Here are four simple mobility exercises to reconnect to, re-energize and strengthen your feet.

  1. Take the first step. The biggest thing we can do for our feet takes very little effort: simply notice and appreciate them. This means spending some time with them and giving your full and positive attention. This three-minute stretch will help bring much-needed space to your tarsals while relaxing the joints in your ankle.
    • Interlace your fingers in the toes of your opposite foot.
    • Wiggle your toes and squeeze them into your fingers.
    • Add ankle circles and other creative movements.
    • Repeat on the opposite side.
  2. Roll them out. This is an incredibly satisfying practice, with immediate benefits releasing stuck fascia, bringing in oxygen, and enlivening nerve endings. This may even create an energizing ripple effect throughout your body.
    • Stand with one hand on a wall place and place an original size Yoga Tune Up® therapy ball under the sole of one barefoot. Or, if possible, do two feet at the same time (as pictured).
    • Squish Squish Squish those therapy balls (like I Love Lucy crushing the grapes).
    • Then roll the therapy balls up and down and side-to-side re-stimulating sensation.
    • Make sure you do both feet!
  3. Go ahead and jump (prep). Get access to the potential strength in your feet that, when engaged, will make you feel lighter all over. You have 20+ muscles in your feet, with ten of them being in the what is often referred to as the “main arch,” the medial longitudinal arch in four layers. How do you begin to access their power? For starters, try out this jumping prep exercise.
    • Stand with the spine long and your feet parallel, hands against a wall (or tree).
    • Inhaling, come up on the balls of your feet, exhaling heels back down, x5
    • Then, come up on the balls of your feet and hold for 60 seconds.
    • Next, with a blanket rolled up on the floor, place the balls of your feet on the blanket, your heels on the floor.
    • Spread toes wide, maintaining a neutral spine, hold this sole opening toe strengthening position for 3 minutes (adding more height to the blanket as needed)
  4. Structure matters.
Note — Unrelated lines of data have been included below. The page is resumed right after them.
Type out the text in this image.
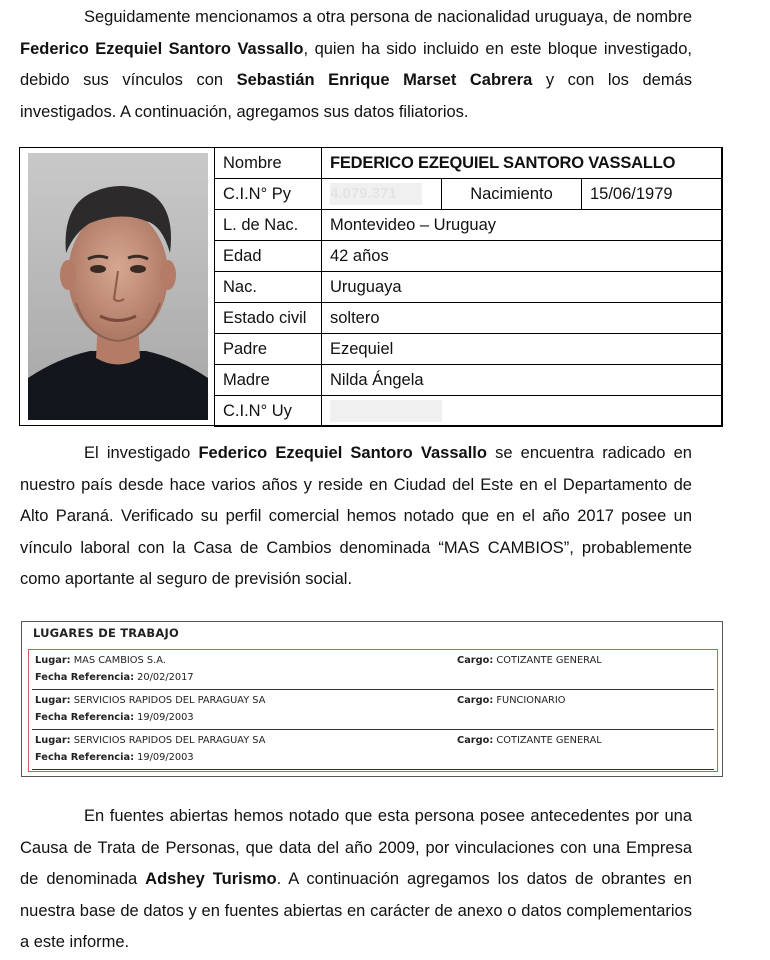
Seguidamente mencionamos a otra persona de nacionalidad uruguaya, de nombre Federico Ezequiel Santoro Vassallo, quien ha sido incluido en este bloque investigado, debido sus vínculos con Sebastián Enrique Marset Cabrera y con los demás investigados. A continuación, agregamos sus datos filiatorios.

Nombre	FEDERICO EZEQUIEL SANTORO VASSALLO		
C.I.N° Py	4.079.371	Nacimiento	15/06/1979
L. de Nac.	Montevideo – Uruguay		
Edad	42 años		
Nac.	Uruguaya		
Estado civil	soltero		
Padre	Ezequiel		
Madre	Nilda Ángela		
C.I.N° Uy			

El investigado Federico Ezequiel Santoro Vassallo se encuentra radicado en nuestro país desde hace varios años y reside en Ciudad del Este en el Departamento de Alto Paraná. Verificado su perfil comercial hemos notado que en el año 2017 posee un vínculo laboral con la Casa de Cambios denominada “MAS CAMBIOS”, probablemente como aportante al seguro de previsión social.

LUGARES DE TRABAJO
Lugar: MAS CAMBIOS S.A.
Fecha Referencia: 20/02/2017
Cargo: COTIZANTE GENERAL
Lugar: SERVICIOS RAPIDOS DEL PARAGUAY SA
Fecha Referencia: 19/09/2003
Cargo: FUNCIONARIO
Lugar: SERVICIOS RAPIDOS DEL PARAGUAY SA
Fecha Referencia: 19/09/2003
Cargo: COTIZANTE GENERAL

En fuentes abiertas hemos notado que esta persona posee antecedentes por una Causa de Trata de Personas, que data del año 2009, por vinculaciones con una Empresa de denominada Adshey Turismo. A continuación agregamos los datos de obrantes en nuestra base de datos y en fuentes abiertas en carácter de anexo o datos complementarios a este informe.
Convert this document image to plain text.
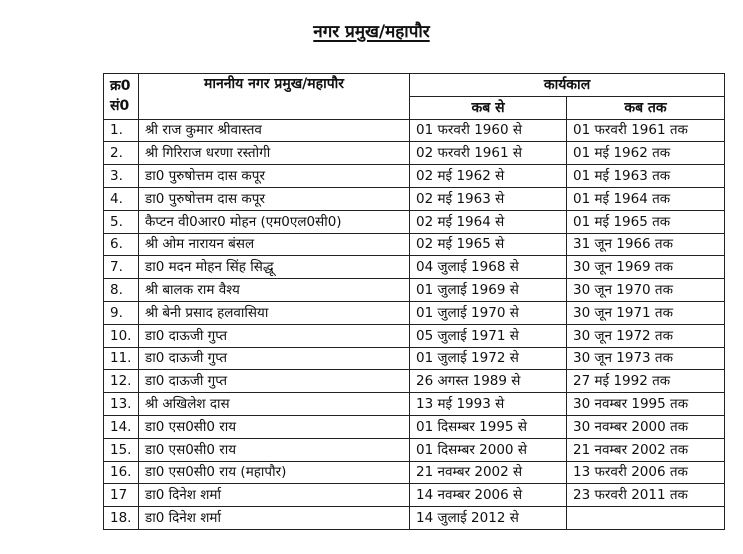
नगर प्रमुख/महापौर
क्र0
सं0	माननीय नगर प्रमुख/महापौर	कार्यकाल	
		कब से	कब तक
1.	श्री राज कुमार श्रीवास्तव	01 फरवरी 1960 से	01 फरवरी 1961 तक
2.	श्री गिरिराज धरणा रस्तोगी	02 फरवरी 1961 से	01 मई 1962 तक
3.	डा0 पुरुषोत्तम दास कपूर	02 मई 1962 से	01 मई 1963 तक
4.	डा0 पुरुषोत्तम दास कपूर	02 मई 1963 से	01 मई 1964 तक
5.	कैप्टन वी0आर0 मोहन (एम0एल0सी0)	02 मई 1964 से	01 मई 1965 तक
6.	श्री ओम नारायन बंसल	02 मई 1965 से	31 जून 1966 तक
7.	डा0 मदन मोहन सिंह सिद्धू	04 जुलाई 1968 से	30 जून 1969 तक
8.	श्री बालक राम वैश्य	01 जुलाई 1969 से	30 जून 1970 तक
9.	श्री बेनी प्रसाद हलवासिया	01 जुलाई 1970 से	30 जून 1971 तक
10.	डा0 दाऊजी गुप्त	05 जुलाई 1971 से	30 जून 1972 तक
11.	डा0 दाऊजी गुप्त	01 जुलाई 1972 से	30 जून 1973 तक
12.	डा0 दाऊजी गुप्त	26 अगस्त 1989 से	27 मई 1992 तक
13.	श्री अखिलेश दास	13 मई 1993 से	30 नवम्बर 1995 तक
14.	डा0 एस0सी0 राय	01 दिसम्बर 1995 से	30 नवम्बर 2000 तक
15.	डा0 एस0सी0 राय	01 दिसम्बर 2000 से	21 नवम्बर 2002 तक
16.	डा0 एस0सी0 राय (महापौर)	21 नवम्बर 2002 से	13 फरवरी 2006 तक
17	डा0 दिनेश शर्मा	14 नवम्बर 2006 से	23 फरवरी 2011 तक
18.	डा0 दिनेश शर्मा	14 जुलाई 2012 से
The Yoga Tune Up® version of Tadasana (aka Mountain or neutral position) energizes this traditional pose, strengthening alignment from the base of your feet to the top of your head.
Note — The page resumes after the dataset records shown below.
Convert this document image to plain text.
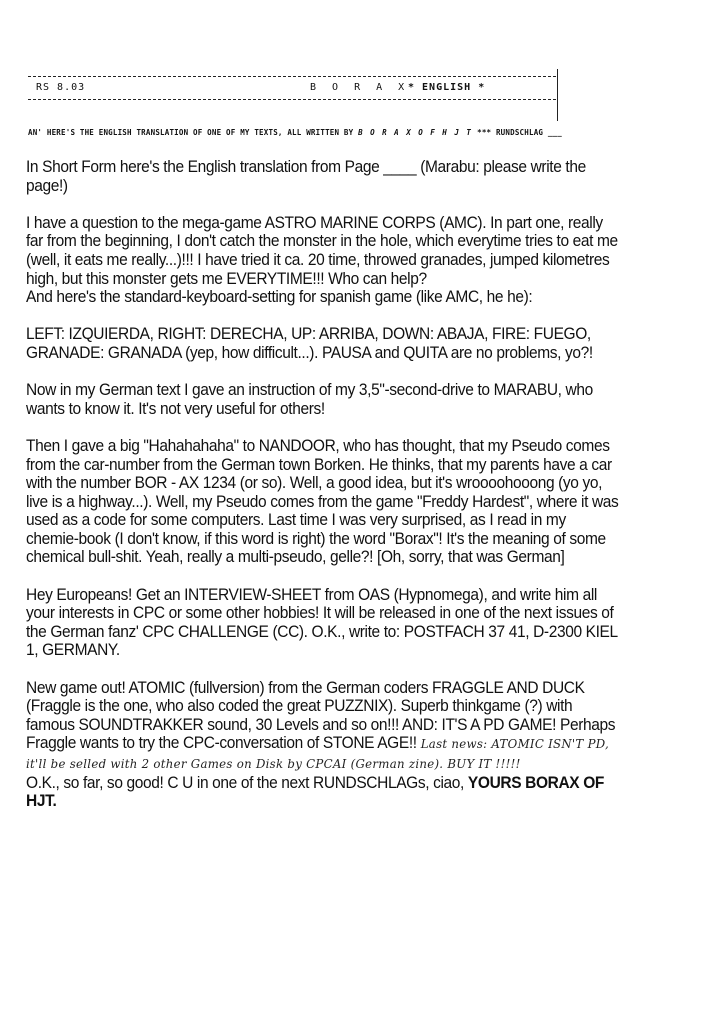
RS 8.03	B O R A X
* ENGLISH *
AN' HERE'S THE ENGLISH TRANSLATION OF ONE OF MY TEXTS, ALL WRITTEN BY B O R A X O F H J T *** RUNDSCHLAG ___

In Short Form here's the English translation from Page ____ (Marabu: please write the page!)

I have a question to the mega-game ASTRO MARINE CORPS (AMC). In part one, really far from the beginning, I don't catch the monster in the hole, which everytime tries to eat me (well, it eats me really...)!!! I have tried it ca. 20 time, throwed granades, jumped kilometres high, but this monster gets me EVERYTIME!!! Who can help?
And here's the standard-keyboard-setting for spanish game (like AMC, he he):

LEFT: IZQUIERDA, RIGHT: DERECHA, UP: ARRIBA, DOWN: ABAJA, FIRE: FUEGO, GRANADE: GRANADA (yep, how difficult...). PAUSA and QUITA are no problems, yo?!

Now in my German text I gave an instruction of my 3,5"-second-drive to MARABU, who wants to know it. It's not very useful for others!

Then I gave a big "Hahahahaha" to NANDOOR, who has thought, that my Pseudo comes from the car-number from the German town Borken. He thinks, that my parents have a car with the number BOR - AX 1234 (or so). Well, a good idea, but it's wroooohooong (yo yo, live is a highway...). Well, my Pseudo comes from the game "Freddy Hardest", where it was used as a code for some computers. Last time I was very surprised, as I read in my chemie-book (I don't know, if this word is right) the word "Borax"! It's the meaning of some chemical bull-shit. Yeah, really a multi-pseudo, gelle?! [Oh, sorry, that was German]

Hey Europeans! Get an INTERVIEW-SHEET from OAS (Hypnomega), and write him all your interests in CPC or some other hobbies! It will be released in one of the next issues of the German fanz' CPC CHALLENGE (CC). O.K., write to: POSTFACH 37 41, D-2300 KIEL 1, GERMANY.

New game out! ATOMIC (fullversion) from the German coders FRAGGLE AND DUCK (Fraggle is the one, who also coded the great PUZZNIX). Superb thinkgame (?) with famous SOUNDTRAKKER sound, 30 Levels and so on!!! AND: IT'S A PD GAME! Perhaps Fraggle wants to try the CPC-conversation of STONE AGE!! Last news: ATOMIC ISN'T PD, it'll be selled with 2 other Games on Disk by CPCAI (German zine). BUY IT !!!!!
O.K., so far, so good! C U in one of the next RUNDSCHLAGs, ciao, YOURS BORAX OF HJT.
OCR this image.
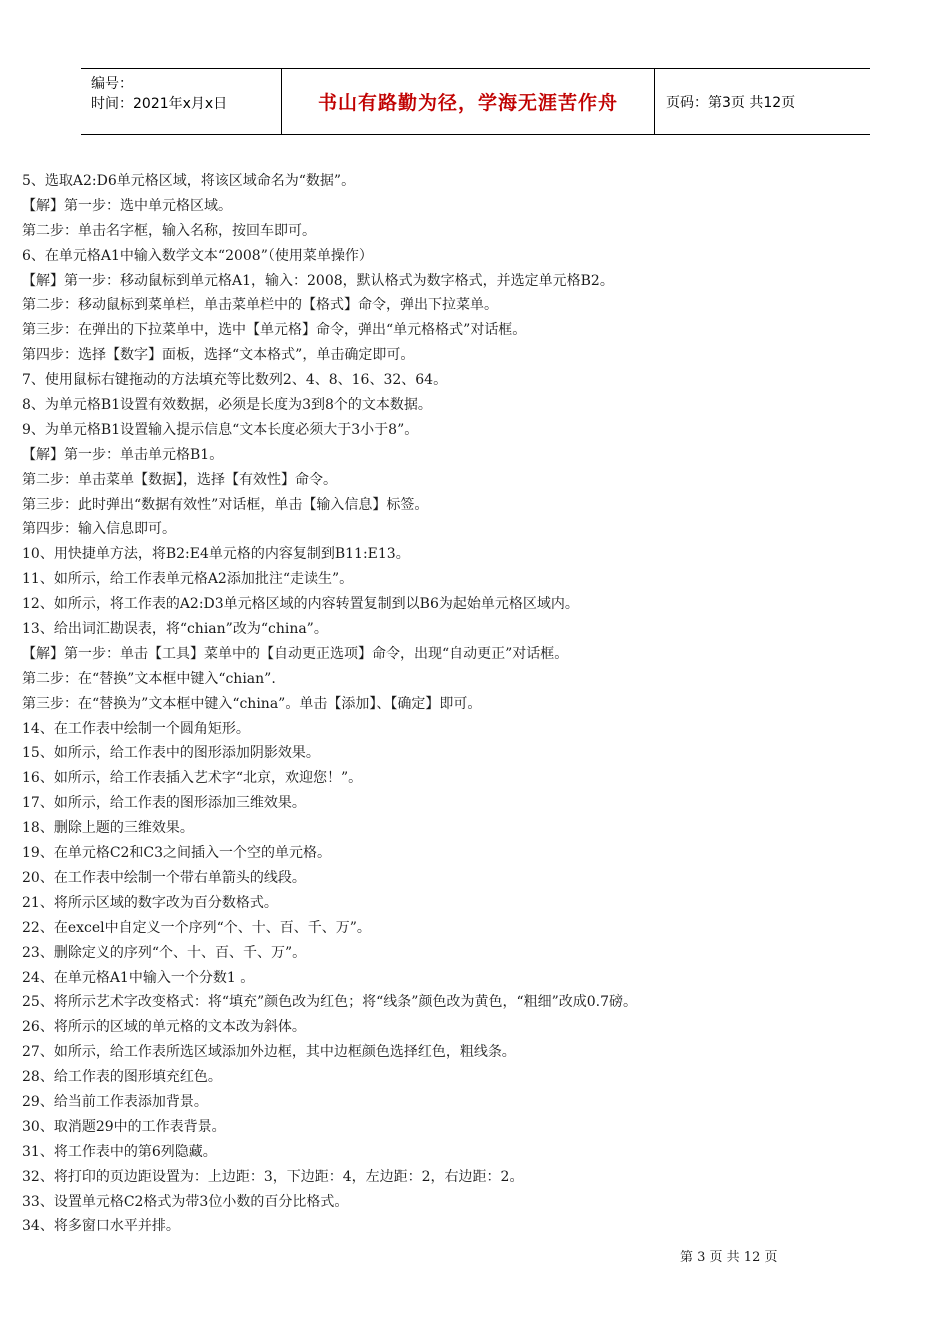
编号：
时间：2021年x月x日	书山有路勤为径，学海无涯苦作舟	页码：第3页 共12页
5、选取A2:D6单元格区域，将该区域命名为“数据”。
【解】第一步：选中单元格区域。
第二步：单击名字框，输入名称，按回车即可。
6、在单元格A1中输入数学文本“2008”（使用菜单操作）
【解】第一步：移动鼠标到单元格A1，输入：2008，默认格式为数字格式，并选定单元格B2。
第二步：移动鼠标到菜单栏，单击菜单栏中的【格式】命令，弹出下拉菜单。
第三步：在弹出的下拉菜单中，选中【单元格】命令，弹出“单元格格式”对话框。
第四步：选择【数字】面板，选择“文本格式”，单击确定即可。
7、使用鼠标右键拖动的方法填充等比数列2、4、8、16、32、64。
8、为单元格B1设置有效数据，必须是长度为3到8个的文本数据。
9、为单元格B1设置输入提示信息“文本长度必须大于3小于8”。
【解】第一步：单击单元格B1。
第二步：单击菜单【数据】，选择【有效性】命令。
第三步：此时弹出“数据有效性”对话框，单击【输入信息】标签。
第四步：输入信息即可。
10、用快捷单方法，将B2:E4单元格的内容复制到B11:E13。
11、如所示，给工作表单元格A2添加批注“走读生”。
12、如所示，将工作表的A2:D3单元格区域的内容转置复制到以B6为起始单元格区域内。
13、给出词汇勘误表，将“chian”改为“china”。
【解】第一步：单击【工具】菜单中的【自动更正选项】命令，出现“自动更正”对话框。
第二步：在“替换”文本框中键入“chian”.
第三步：在“替换为”文本框中键入“china”。单击【添加】、【确定】即可。
14、在工作表中绘制一个圆角矩形。
15、如所示，给工作表中的图形添加阴影效果。
16、如所示，给工作表插入艺术字“北京，欢迎您！”。
17、如所示，给工作表的图形添加三维效果。
18、删除上题的三维效果。
19、在单元格C2和C3之间插入一个空的单元格。
20、在工作表中绘制一个带右单箭头的线段。
21、将所示区域的数字改为百分数格式。
22、在excel中自定义一个序列“个、十、百、千、万”。
23、删除定义的序列“个、十、百、千、万”。
24、在单元格A1中输入一个分数1 。
25、将所示艺术字改变格式：将“填充”颜色改为红色；将“线条”颜色改为黄色，“粗细”改成0.7磅。
26、将所示的区域的单元格的文本改为斜体。
27、如所示，给工作表所选区域添加外边框，其中边框颜色选择红色，粗线条。
28、给工作表的图形填充红色。
29、给当前工作表添加背景。
30、取消题29中的工作表背景。
31、将工作表中的第6列隐藏。
32、将打印的页边距设置为：上边距：3，下边距：4，左边距：2，右边距：2。
33、设置单元格C2格式为带3位小数的百分比格式。
34、将多窗口水平并排。
第 3 页 共 12 页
    • Stand with medial sides of your feet together, hip bones facing forward and aligned, arms relaxed at your sides, open across the sternum, chin tucked ever so slightly to elongate your neck.
    • Lift your toes off the earth, wiggle them around, place them firmly on the earth, rock back and forth on your feet a little, finding a firm neutral place, noting there are three bones that touch the ground. The lines between these create a structure of arches for your feet, allowing the support of the earth to travel back up into your system, spring-like.
    • Line you shins, your knees, your thighs on top of your feet. Keeping a little lift up through your center channel.
    • Now, make this a dynamic check-in:
      • First, scrape your heels apart on the mat, as if you are tearing the mat apart, without moving your feet or legs
      • Next, make the action of pulling your feet together, adducting your inner legs, without moving them
      • Finally, the right foot acts as if it is moving forward and the left foot back, without actually moving anything and then switch, left foot forward, right foot back.
      • Repeat all of the above a few times, building from your foundation. Each time, pay a little more attention to how each muscle group engages. Proprioception is key, but also consider checking in a mirror as you are doing this — sometimes we are so used to feeling unaligned that when we are truly aligned we feel wonky.

Come back to a neutral position, take a few more deep breaths, then let all effort go.

This pose is practical. You can do it when standing in line, riding the subway, or cooking–wherever and whenever you want to connect to your feet and strengthen your alignment.  Practicing this pose gives you the personal intel to intuitively move back into a stance that is most efficient for your body.